Après plus de deux mois d’offensive pour prendre la capitale Tripoli, les forces de l’autoproclamée Armée nationale libyenne (ANL), du maréchal Haftar, sont toujours bloquées aux portes de Tripoli et les positions sont figées.

Les deux camps refusent jusqu’ici de négocier un cessez-le-feu. Le GNA exige le retrait des forces du maréchal Haftar vers leurs positions initiales, dans le sud et l’est du pays. M. Al Sarraj accuse le maréchal Haftar de chercher à «saper le processus démocratique (…) et à rétablir un régime totalitaire, celui d’un individu et d’une seule famille».

Le maréchal Haftar affirme de son côté combattre des «terroristes» et refuse lui aussi de faire marche arrière, synonyme d’une défaite pour lui et ses alliés.

Selon un dernier bilan de l’Organisation mondiale de la santé (OMS), les combats ont fait depuis le 4 avril 653 morts, dont 41 civils, ainsi que plus de 3500 blessés, dont une centaine de civils. 94 000 personnes ont été déplacées des zones de combat, d’après les chiffres de l’ONU.

Bien que l’ONU ait imposé un embargo sur les armes, les deux belligérants sont toujours alimentés, au vu et au su de tout le monde, par des acteurs régionaux et extrarégionaux.

L’émissaire de l’ONU pour la Libye, Ghassan Salamé, a d’ailleurs récemment alerté sur les «risques graves» qu’encourt la Libye si le conflit ne trouve pas une issue rapidement. Dans la foulée, il a accusé la communauté internationale de faire preuve de «passivité» et d’être dans une «complaisance quasi-criminelle» à l’égard de la situation du pays.

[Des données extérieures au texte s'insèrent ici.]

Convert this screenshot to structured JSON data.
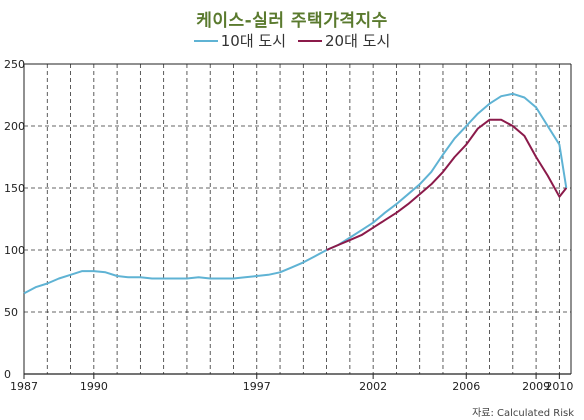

Le 21 mai, M. Salamé avait mis en garde devant le Conseil de sécurité contre «le début d’une guerre longue et sanglante» qui «pourrait conduire à la division permanente du pays». Le diplomate libanais avait appelé alors à un cessez-le-feu immédiat en Libye et à une reprise des négociations.

Ghassan Salamé pense qu’il faudrait «étoffer la table des négociations» pour être sûr que les principaux acteurs qui peuvent faire la guerre «soient là à la table de la paix». «Je veux que les hostilités cessent», avait martelé le médiateur de l’ONU. Il n’avait pas été entendu.